Forum Moderators: open

Message Too Old, No Replies

Spinn3r RSS Aggregator

Spins out of control from Serverbeach range

         

caribguy

10:22 pm on Jan 3, 2009 (gmt 0)

WebmasterWorld Senior Member 10+ Year Member



example.com 64.34.195.aaa - - [31/Dec/2008:03:24:32 -0600] "GET / HTTP/1.1" 301 - "-" "Mozilla/5.0 (X11; U; Linux i686; en-US; rv:1.2.1; aggregator:Tailrank (Spinn3r 2.3); http://spinn3r.com/robot) Gecko/20021130"
www.example.com 64.34.195.aaa - - [31/Dec/2008:03:24:32 -0600] "GET / HTTP/1.1" 200 64933 "-" "Mozilla/5.0 (X11; U; Linux i686; en-US; rv:1.2.1; aggregator:Tailrank (Spinn3r 2.3); http://spinn3r.com/robot) Gecko/20021130"
example.com 64.34.195.bbb - - [31/Dec/2008:03:26:40 -0600] "GET / HTTP/1.1" 301 - "-" "Mozilla/5.0 (X11; U; Linux i686; en-US; rv:1.2.1; aggregator:Spinn3r (Spinn3r 3.0); http://spinn3r.com/robot) Gecko/20021130"
www.example.com 64.34.195.bbb - - [31/Dec/2008:03:26:40 -0600] "GET / HTTP/1.1" 200 66704 "-" "Mozilla/5.0 (X11; U; Linux i686; en-US; rv:1.2.1; aggregator:Spinn3r (Spinn3r 3.0); http://spinn3r.com/robot) Gecko/20021130"
www.example.com 64.34.195.bbb - - [31/Dec/2008:03:26:41 -0600] "GET /w3c/p3p.xml HTTP/1.1" 200 293 "-" "Mozilla/5.0 (X11; U; Linux i686; en-US; rv:1.2.1; aggregator:Spinn3r (Spinn3r 3.0); http://spinn3r.com/robot) Gecko/20021130"
example.com 64.34.195.bbb - - [31/Dec/2008:03:26:41 -0600] "GET /RSS HTTP/1.1" 301 1101 "-" "Mozilla/5.0 (X11; U; Linux i686; en-US; rv:1.2.1; aggregator:Spinn3r (Spinn3r 3.0); http://spinn3r.com/robot) Gecko/20021130"
www.example.com 64.34.195.bbb - - [31/Dec/2008:03:26:41 -0600] "GET /RSS HTTP/1.1" 200 15662 "-" "Mozilla/5.0 (X11; U; Linux i686; en-US; rv:1.2.1; aggregator:Spinn3r (Spinn3r 3.0); http://spinn3r.com/robot) Gecko/20021130"
example.com 64.34.195.ccc - - [31/Dec/2008:03:28:45 -0600] "GET /RSS HTTP/1.1" 301 1101 "-" "Mozilla/5.0 (X11; U; Linux i686; en-US; rv:1.2.1; aggregator:Spinn3r (Spinn3r 3.0); http://spinn3r.com/robot) Gecko/20021130"
www.example.com 64.34.195.ccc - - [31/Dec/2008:03:28:45 -0600] "GET /RSS HTTP/1.1" 200 15662 "-" "Mozilla/5.0 (X11; U; Linux i686; en-US; rv:1.2.1; aggregator:Spinn3r (Spinn3r 3.0); http://spinn3r.com/robot) Gecko/20021130"

Reason #1 for banning

Spinn3r is a web service that crawls on behalf of dozens of companies, researchers, and web startups.

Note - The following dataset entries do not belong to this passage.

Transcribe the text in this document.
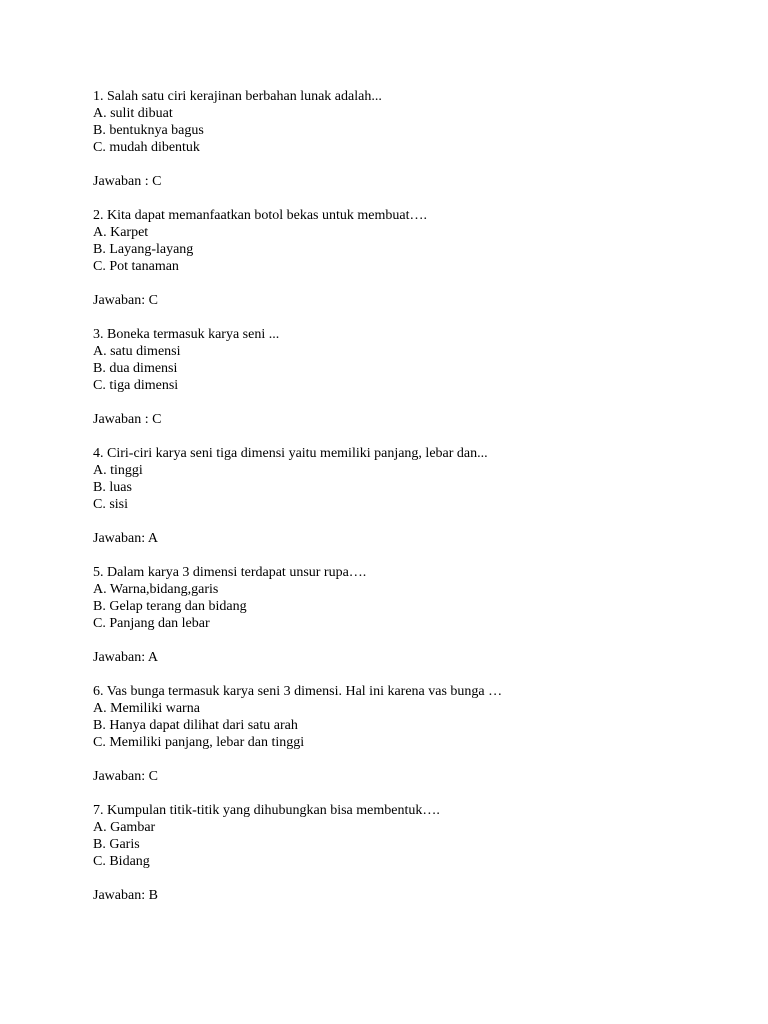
1. Salah satu ciri kerajinan berbahan lunak adalah...
A. sulit dibuat
B. bentuknya bagus
C. mudah dibentuk
Jawaban : C
2. Kita dapat memanfaatkan botol bekas untuk membuat….
A. Karpet
B. Layang-layang
C. Pot tanaman
Jawaban: C
3. Boneka termasuk karya seni ...
A. satu dimensi
B. dua dimensi
C. tiga dimensi
Jawaban : C
4. Ciri-ciri karya seni tiga dimensi yaitu memiliki panjang, lebar dan...
A. tinggi
B. luas
C. sisi
Jawaban: A
5. Dalam karya 3 dimensi terdapat unsur rupa….
A. Warna,bidang,garis
B. Gelap terang dan bidang
C. Panjang dan lebar
Jawaban: A
6. Vas bunga termasuk karya seni 3 dimensi. Hal ini karena vas bunga …
A. Memiliki warna
B. Hanya dapat dilihat dari satu arah
C. Memiliki panjang, lebar dan tinggi
Jawaban: C
7. Kumpulan titik-titik yang dihubungkan bisa membentuk….
A. Gambar
B. Garis
C. Bidang
Jawaban: B
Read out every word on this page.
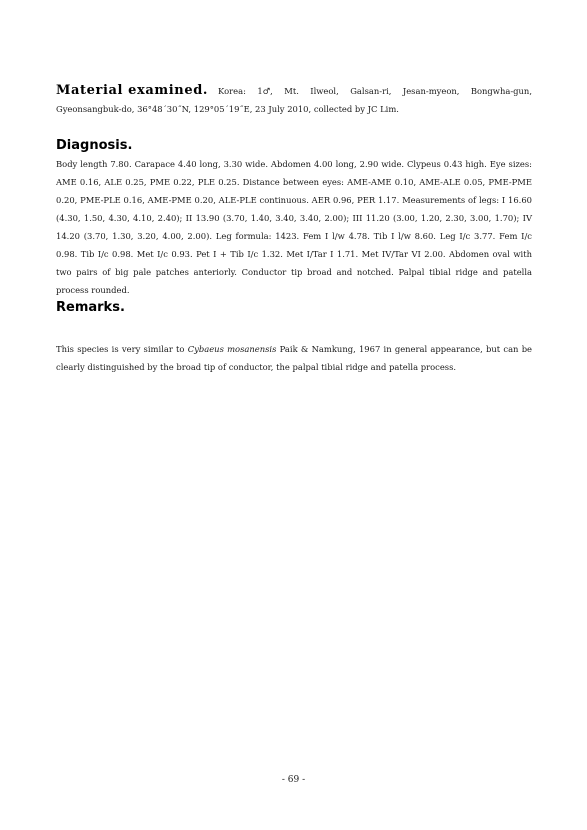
Material examined. Korea: 1♂, Mt. Ilweol, Galsan-ri, Jesan-myeon, Bongwha-gun,
Gyeonsangbuk-do, 36°48´30˝N, 129°05´19˝E, 23 July 2010, collected by JC Lim.
Diagnosis.
Body length 7.80. Carapace 4.40 long, 3.30 wide. Abdomen 4.00 long, 2.90 wide. Clypeus 0.43 high. Eye sizes: AME 0.16, ALE 0.25, PME 0.22, PLE 0.25. Distance between eyes: AME-AME 0.10, AME-ALE 0.05, PME-PME 0.20, PME-PLE 0.16, AME-PME 0.20, ALE-PLE continuous. AER 0.96, PER 1.17. Measurements of legs: I 16.60 (4.30, 1.50, 4.30, 4.10, 2.40); II 13.90 (3.70, 1.40, 3.40, 3.40, 2.00); III 11.20 (3.00, 1.20, 2.30, 3.00, 1.70); IV 14.20 (3.70, 1.30, 3.20, 4.00, 2.00). Leg formula: 1423. Fem I l/w 4.78. Tib I l/w 8.60. Leg I/c 3.77. Fem I/c 0.98. Tib I/c 0.98. Met I/c 0.93. Pet I + Tib I/c 1.32. Met I/Tar I 1.71. Met IV/Tar VI 2.00. Abdomen oval with two pairs of big pale patches anteriorly. Conductor tip broad and notched. Palpal tibial ridge and patella process rounded.
Remarks.
This species is very similar to Cybaeus mosanensis Paik & Namkung, 1967 in general appearance, but can be clearly distinguished by the broad tip of conductor, the palpal tibial ridge and patella process.
- 69 -
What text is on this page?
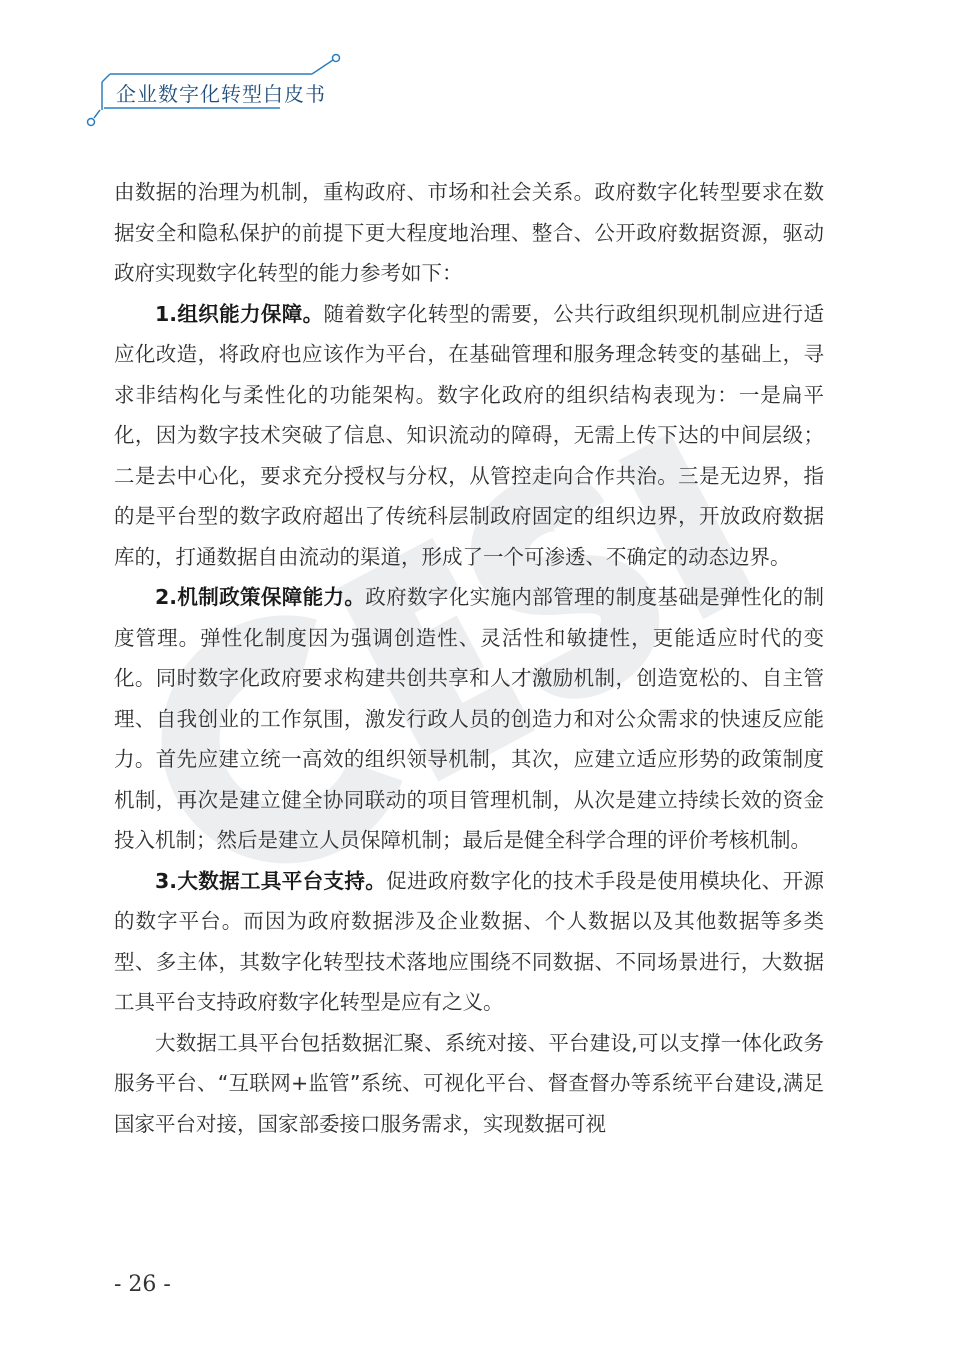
企业数字化转型白皮书

由数据的治理为机制，重构政府、市场和社会关系。政府数字化转型要求在数据安全和隐私保护的前提下更大程度地治理、整合、公开政府数据资源，驱动政府实现数字化转型的能力参考如下：

1.组织能力保障。随着数字化转型的需要，公共行政组织现机制应进行适应化改造，将政府也应该作为平台，在基础管理和服务理念转变的基础上，寻求非结构化与柔性化的功能架构。数字化政府的组织结构表现为：一是扁平化，因为数字技术突破了信息、知识流动的障碍，无需上传下达的中间层级；二是去中心化，要求充分授权与分权，从管控走向合作共治。三是无边界，指的是平台型的数字政府超出了传统科层制政府固定的组织边界，开放政府数据库的，打通数据自由流动的渠道，形成了一个可渗透、不确定的动态边界。

2.机制政策保障能力。政府数字化实施内部管理的制度基础是弹性化的制度管理。弹性化制度因为强调创造性、灵活性和敏捷性，更能适应时代的变化。同时数字化政府要求构建共创共享和人才激励机制，创造宽松的、自主管理、自我创业的工作氛围，激发行政人员的创造力和对公众需求的快速反应能力。首先应建立统一高效的组织领导机制，其次，应建立适应形势的政策制度机制，再次是建立健全协同联动的项目管理机制，从次是建立持续长效的资金投入机制；然后是建立人员保障机制；最后是健全科学合理的评价考核机制。

3.大数据工具平台支持。促进政府数字化的技术手段是使用模块化、开源的数字平台。而因为政府数据涉及企业数据、个人数据以及其他数据等多类型、多主体，其数字化转型技术落地应围绕不同数据、不同场景进行，大数据工具平台支持政府数字化转型是应有之义。

大数据工具平台包括数据汇聚、系统对接、平台建设,可以支撑一体化政务服务平台、“互联网+监管”系统、可视化平台、督查督办等系统平台建设,满足国家平台对接，国家部委接口服务需求，实现数据可视

- 26 -
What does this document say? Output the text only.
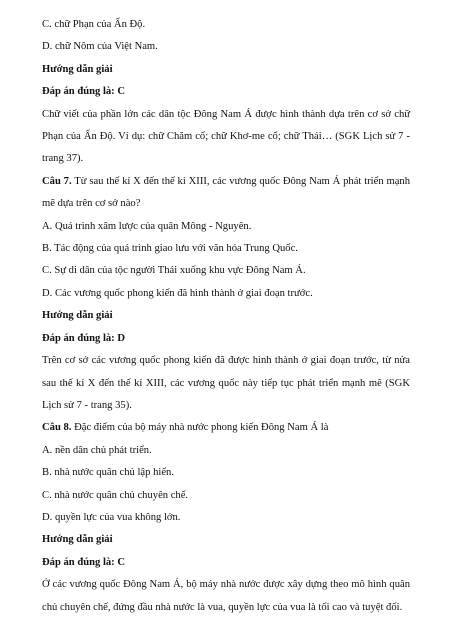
C. chữ Phạn của Ấn Độ.
D. chữ Nôm của Việt Nam.
Hướng dẫn giải
Đáp án đúng là: C
Chữ viết của phần lớn các dân tộc Đông Nam Á được hình thành dựa trên cơ sở chữ Phạn của Ấn Độ. Ví dụ: chữ Chăm cổ; chữ Khơ-me cổ; chữ Thái… (SGK Lịch sử 7 - trang 37).
Câu 7. Từ sau thế kỉ X đến thế kỉ XIII, các vương quốc Đông Nam Á phát triển mạnh mẽ dựa trên cơ sở nào?
A. Quá trình xâm lược của quân Mông - Nguyên.
B. Tác động của quá trình giao lưu với văn hóa Trung Quốc.
C. Sự di dân của tộc người Thái xuống khu vực Đông Nam Á.
D. Các vương quốc phong kiến đã hình thành ở giai đoạn trước.
Hướng dẫn giải
Đáp án đúng là: D
Trên cơ sở các vương quốc phong kiến đã được hình thành ở giai đoạn trước, từ nửa sau thế kỉ X đến thế kỉ XIII, các vương quốc này tiếp tục phát triển mạnh mẽ (SGK Lịch sử 7 - trang 35).
Câu 8. Đặc điểm của bộ máy nhà nước phong kiến Đông Nam Á là
A. nền dân chủ phát triển.
B. nhà nước quân chủ lập hiến.
C. nhà nước quân chủ chuyên chế.
D. quyền lực của vua không lớn.
Hướng dẫn giải
Đáp án đúng là: C
Ở các vương quốc Đông Nam Á, bộ máy nhà nước được xây dựng theo mô hình quân chủ chuyên chế, đứng đầu nhà nước là vua, quyền lực của vua là tối cao và tuyệt đối.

Basically if you're indexing the blogosphere then you should probably be using Spinn3r. We provide raw access to every blog post being published - in real time. We provide the data and you can focus on building your application / mashup.

Reason #2 for banning

Spinn3r is indexing your site on behalf of our user base to provide your content so that it can influence their applications. We're used by search engines, analytic services, competitive intelligence services, etc.

Reason #3 for banning, incorrect statements: does not read robots.txt, nor seem very familiar with 301 redirects, and their "cache" mechanism looks very much broken. Oh, and p3p.xml is not a RSS feed :)

Spinn3r uses very little bandwidth to monitor your site. We only request pages once and cache them once we've fetched them.

keyplyr

7:19 am on Jan 4, 2009 (gmt 0)

WebmasterWorld Senior Member 10+ Year Member Top Contributors Of The Month



Despite getting 403s, Spinn3 and Tailrank have been hitting my sites about a dozen times daily for months. I've sent them emails informing them that I do not have forums/blogs/etc and to please remove my domains from their crawl list, but my requests have so far been ignored.

Very bad behavior. Seems some companies feel they need to bully their way in, instead of earning their place in the market.